Hoe omschrijft u uw levensmissie?
„Roeping is een heel zwaar woord in de gereformeerde gezindte. Toch ben ik daar, soms wat minder bewust, altijd naar op zoek geweest. Ik hoorde dat mijn geboorte al een wonder op zich was. De navelstreng was half doormidden, mijn moeder had zwangerschapsvergiftiging. Het had niet veel uren meer moeten duren. Ik heb altijd een gevoel gehad dat God daarmee misschien een bedoeling had. Toen ik bestuurslid werd van een stichting die zich inzette voor de restauratie van een historisch zeilschip kreeg ik al na enkele dagen twijfels. Zijn we daartoe op aarde?”
Waar staat u binnen Eleos, waarin evangelische, reformatorische en vrijgemaakte mensen samenwerken?
„Ik omschrijf mezelf als een jongen met reformatorische wortels en een evangelische geloofsbeleving. Ik heb niet zo veel met uiterlijkheden, maar onderschrijf de sola’s van de reformatoren volledig. Ik denk niet kerkistisch en zoek vooral naar wat ons samenbindt. Als er één ding is waar ik verontwaardigd over word, is het de onwil om naar elkaar luisteren. Onze medewerkers wordt voorgehouden om in hun gesprekken aan te sluiten bij het Godsbeeld van cliënten en bewoners, waarbij er natuurlijk rekening moet worden gehouden met het ziektebeeld. Cliënten en bewoners moeten zich bij ons veilig voelen, zeker in de woonvormen en de kliniek.”

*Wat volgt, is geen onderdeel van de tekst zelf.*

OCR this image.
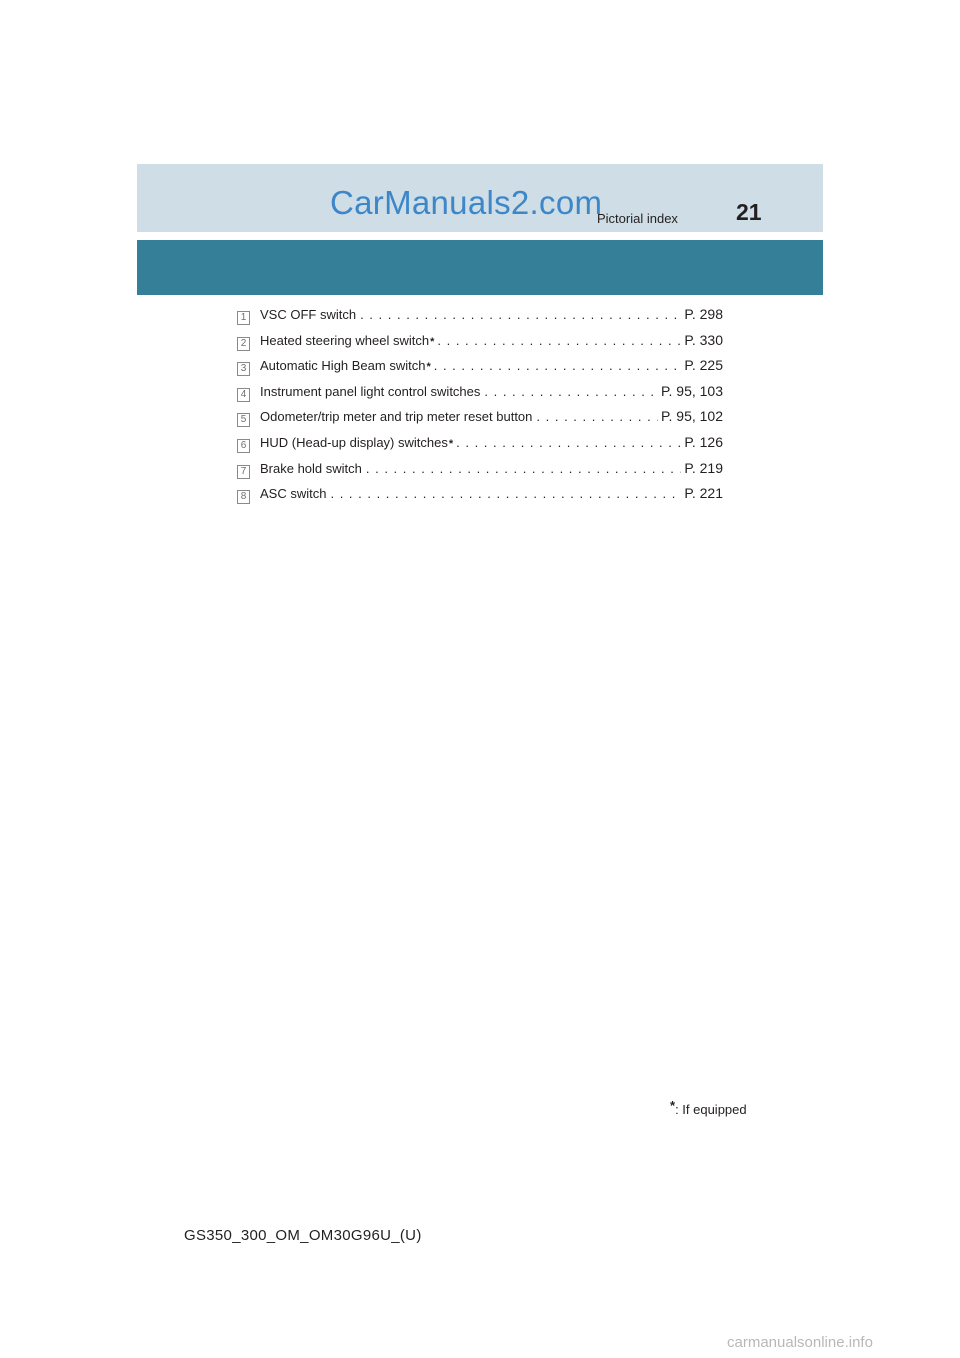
CarManuals2.com
Pictorial index	21
1 VSC OFF switch . . .	P. 298
2 Heated steering wheel switch * . . .	P. 330
3 Automatic High Beam switch * . . .	P. 225
4 Instrument panel light control switches . . .	P. 95, 103
5 Odometer/trip meter and trip meter reset button . . .	P. 95, 102
6 HUD (Head-up display) switches * . . .	P. 126
7 Brake hold switch . . .	P. 219
8 ASC switch . . .	P. 221
*: If equipped
GS350_300_OM_OM30G96U_(U)
carmanualsonline.info
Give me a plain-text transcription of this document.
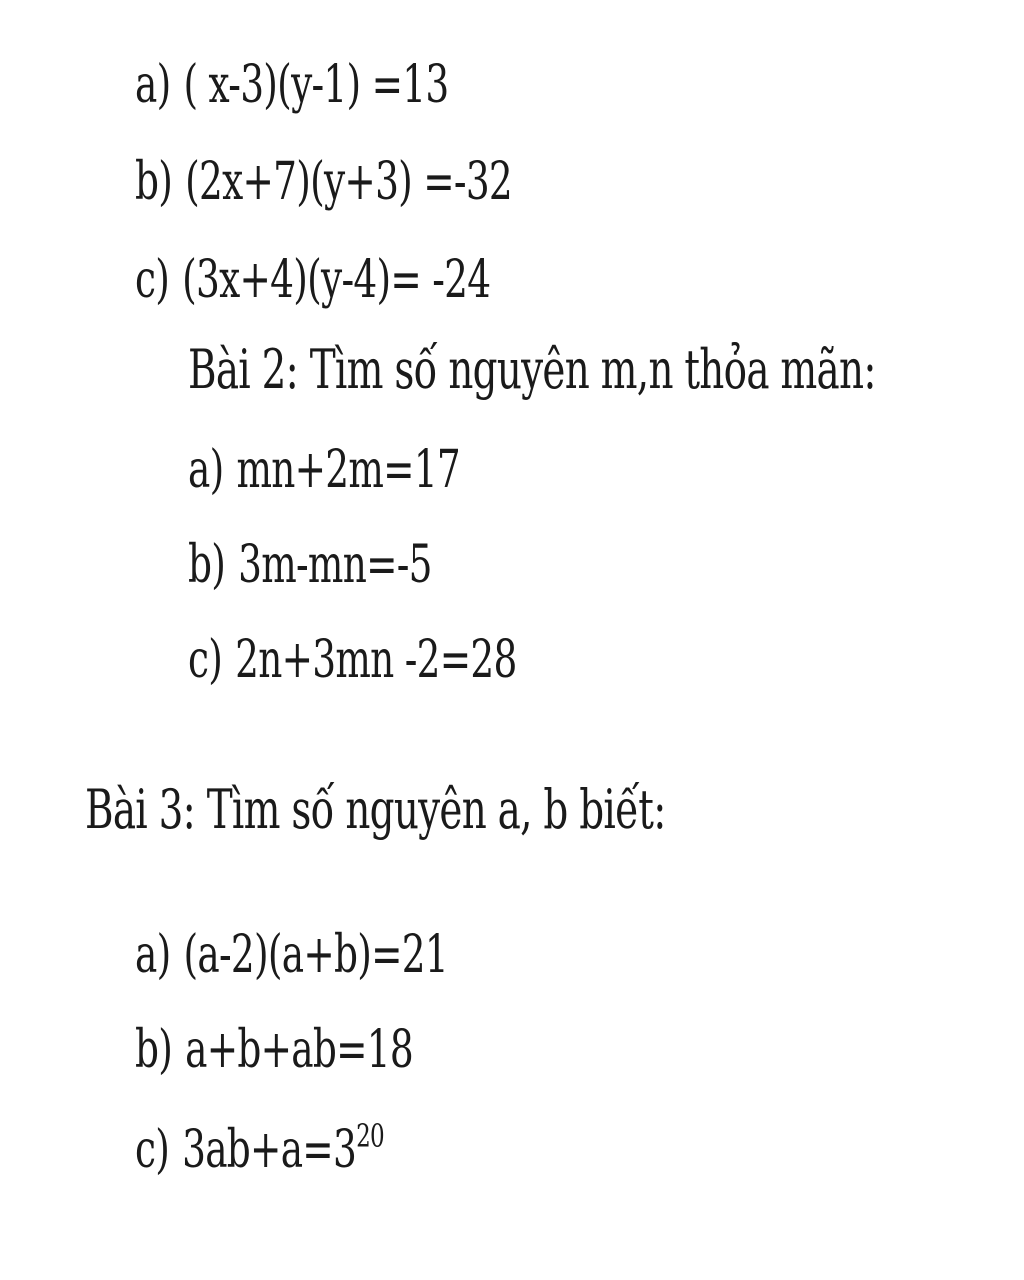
a) ( x-3)(y-1) =13
b) (2x+7)(y+3) =-32
c) (3x+4)(y-4)= -24
Bài 2: Tìm số nguyên m,n thỏa mãn:
a) mn+2m=17
b) 3m-mn=-5
c) 2n+3mn -2=28
Bài 3: Tìm số nguyên a, b biết:
a) (a-2)(a+b)=21
b) a+b+ab=18
c) $3ab+a=3^{20}$
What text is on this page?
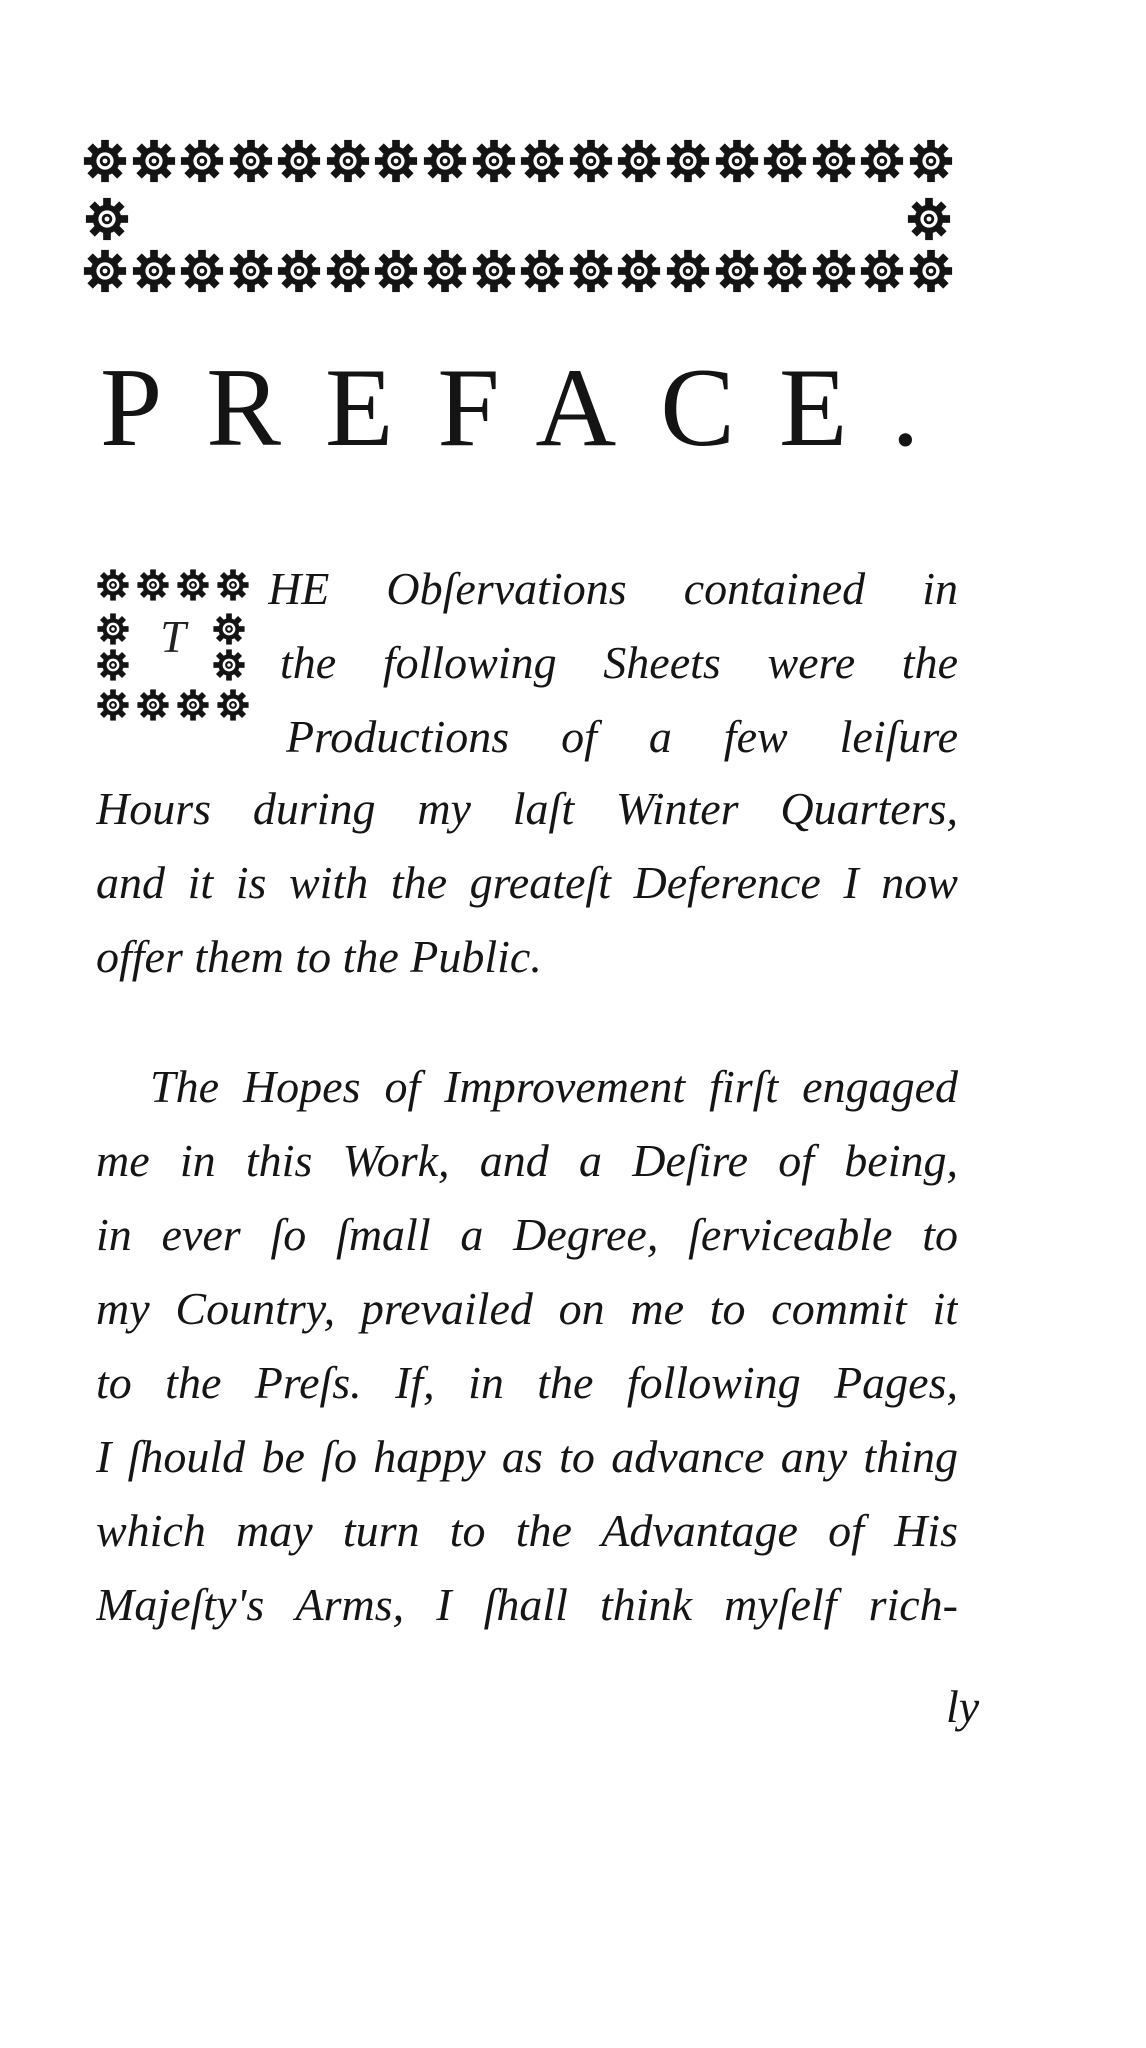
PREFACE.
T
HE Obſervations contained in
the following Sheets were the
Productions of a few leiſure
Hours during my laſt Winter Quarters,
and it is with the greateſt Deference I now
offer them to the Public.
The Hopes of Improvement firſt engaged
me in this Work, and a Deſire of being,
in ever ſo ſmall a Degree, ſerviceable to
my Country, prevailed on me to commit it
to the Preſs. If, in the following Pages,
I ſhould be ſo happy as to advance any thing
which may turn to the Advantage of His
Majeſty's Arms, I ſhall think myſelf rich-
ly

Is het werk bij Eleos een roeping?
„In zekere zin wel, maar toch hoop en bid ik dat God nog een andere opdracht voor me heeft in Zijn Koninkrijk. Dat kan in een kerkelijke functie zijn, net als het ouderlingschap. Dat heb ik negen jaar trouw en met veel vreugde en verantwoordelijkheid gedaan. Verwacht niet dat ik straks in Kenia zit of zo. Wel zou ik nog een deeltijdstudie theologie en leiderschap willen doen. Ik heb niet zo’n carrièredrang en voel me prima thuis bij Eleos en in de christelijke zorg. Om kleur toe te voegen aan het leven van mensen die psychisch in de knel zitten. Je naaste liefhebben als jezelf, omdat hij is zoals jij.”
Hoe brengt u dat in de praktijk?
„De afgelopen jaren heb ik verschillende woonvormen bezocht. Men wist in de meeste gevallen niet wie ik was en zag me soms aan voor een nieuwe bewoner. Met patiënten in de kliniek die ik tegenkom ga ik in gesprek. Zo ontmoette ik eens een vrouwelijke patiënt die niet geloofde dat ik bang was om in een hangmat te liggen. Met haar hulp is dat me gelukt. Dat zijn de kleine persoonlijke contacten die het verschil maken. Voor mij en ik hoop soms ook voor de ander. Sommigen zien me een beetje als de pater familias.”
Corona vergde veel van de psychiatrie. Hoe verging het u?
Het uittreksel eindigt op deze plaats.